Feeling isolated

As children, I’m not sure we understand feelings of isolation, or that’s what we feel. But without the emotional support, we may all feel isolated from time to time.

Emotional isolation can also occur through institutions like school, or social isolation, where we feel mentally separated from others, even if we have a well-functioning social network.

Negative past experiences brought into a relationship, will be the trigger of negative thoughts and feelings and will add to relationship problems. We may feel isolated and will withdraw emotionally. We may find it difficult to say how we feel.

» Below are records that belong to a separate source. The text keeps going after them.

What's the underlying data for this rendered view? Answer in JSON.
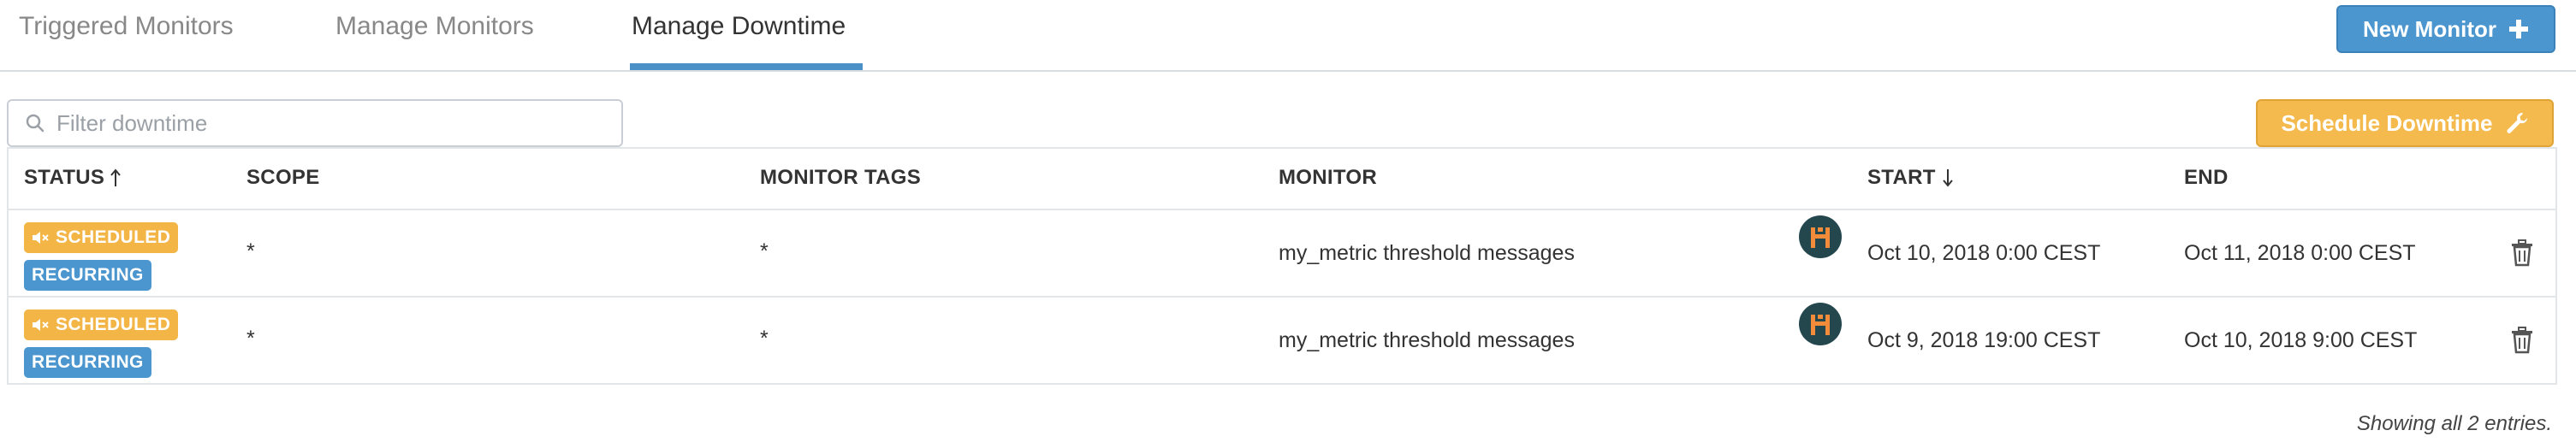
{
  "tabs": [
    {
      "label": "Triggered Monitors"
    },
    {
      "label": "Manage Monitors"
    },
    {
      "label": "Manage Downtime"
    }
  ],
  "new_monitor_button": {
    "label": "New Monitor",
    "icon": "plus-icon"
  },
  "schedule_button": {
    "label": "Schedule Downtime",
    "icon": "wrench-icon"
  },
  "filter": {
    "placeholder": "Filter downtime",
    "value": "",
    "icon": "search-icon"
  },
  "table": {
    "headers": {
      "status": "STATUS",
      "scope": "SCOPE",
      "monitor_tags": "MONITOR TAGS",
      "monitor": "MONITOR",
      "start": "START",
      "end": "END"
    },
    "rows": [
      {
        "status_badge": "SCHEDULED",
        "recurring_badge": "RECURRING",
        "scope": "*",
        "monitor_tags": "*",
        "monitor": "my_metric threshold messages",
        "start": "Oct 10, 2018 0:00 CEST",
        "end": "Oct 11, 2018 0:00 CEST"
      },
      {
        "status_badge": "SCHEDULED",
        "recurring_badge": "RECURRING",
        "scope": "*",
        "monitor_tags": "*",
        "monitor": "my_metric threshold messages",
        "start": "Oct 9, 2018 19:00 CEST",
        "end": "Oct 10, 2018 9:00 CEST"
      }
    ]
  },
  "footer": {
    "text": "Showing all 2 entries."
  },
  "colors": {
    "accent_blue": "#4c96cf",
    "scheduled_orange": "#f4b547",
    "tab_underline": "#4b91c7"
  }
}
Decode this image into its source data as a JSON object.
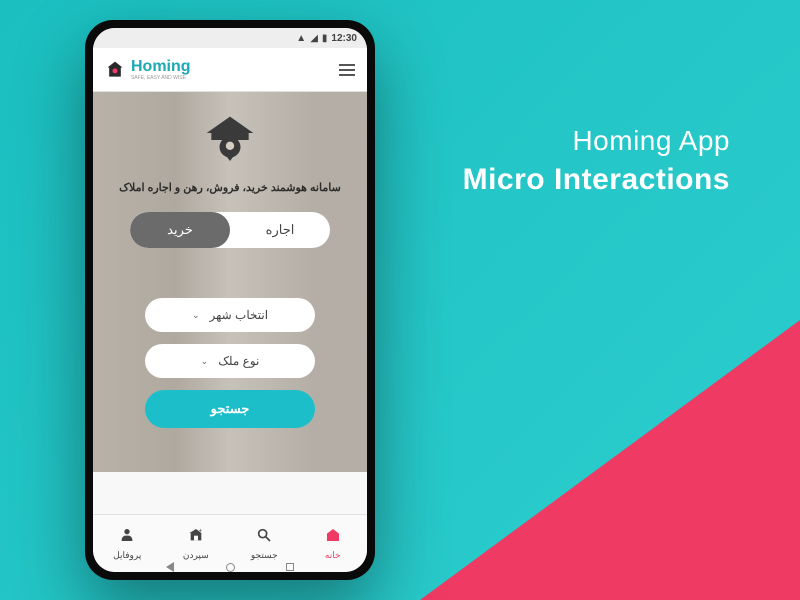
{
  "headline": {
    "line1": "Homing App",
    "line2": "Micro Interactions"
  },
  "status_bar": {
    "time": "12:30"
  },
  "app_header": {
    "brand_name": "Homing",
    "brand_sub": "SAFE, EASY AND WISE"
  },
  "hero": {
    "tagline": "سامانه هوشمند خرید، فروش، رهن و اجاره املاک",
    "toggle": {
      "buy": "خرید",
      "rent": "اجاره"
    },
    "select_city": "انتخاب شهر",
    "property_type": "نوع ملک",
    "search": "جستجو"
  },
  "bottom_nav": {
    "profile": "پروفایل",
    "deposit": "سپردن",
    "search": "جستجو",
    "home": "خانه"
  },
  "colors": {
    "accent": "#1CBFC9",
    "pink": "#EF3A64",
    "teal": "#1BBFC0"
  }
}
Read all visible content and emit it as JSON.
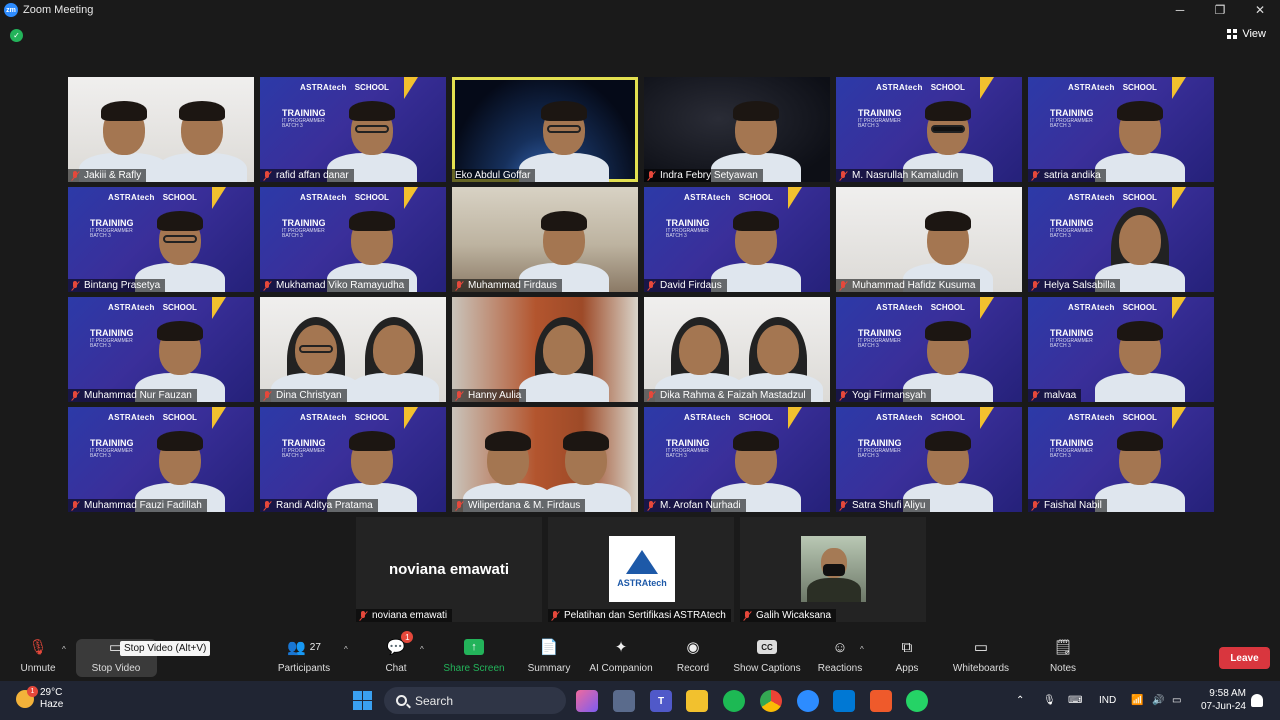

Anyone can be in a relationship and still feel they’re on their own. They feel lonely, because they feel isolated, because others don’t understand. Loneliness is a feeling, we feel lonely because something triggers a memory that makes us feel alone, not because we’re feeling lonely, or isolated.

The brain will always try to make sense of the feeling, and as a result we may start to ask ourselves questions, but the theories about why we’re feeling lonely or isolated, may often become confused with the facts.

For people like me who deal with a disability, being isolated is parr for the course. It’s the nature of what a disability does. Add Autism into the mix, and I am completely isolated.


15 Jul, 2019

2 thoughts on “Feeling isolated

  1. I didn’t receive any great amount of emotional support from my parents, I felt isolated pretty much from the beginning.

    I also figured out that it wasn’t such a bad thing, as my mother spent most of her time trying to brainwash me, so being invisible was a good thing.

    I felt very isolated in my last relationship but that was because my ex-girlfriend treated me very poorly. Nothing I did was good enough for her.

    After many years I got used to spending my time alone. It would be great and easier if I could connect with other people, but I don’t imagine it being that way anytime soon.

    1. Thanks Randy. Yes, you’re definitely a good guy Randy. It’s easier short term to ignore people like your ex, but long term it’s never easy.

      Isolating ourselves for short periods, helps us understand our life from the inside out, but it’s not so easy to do that when you’re in the thick of it.

      From what you say Randy, it sounds as though you eventually drew your own conclusions on your relationship, and you called time. That’s great.

      Sometimes we just need a steely determination to say ‘enough is enough.’ It usually comes when we’re at our wits end. If isolating ourselves helps with that, then I’m all for it.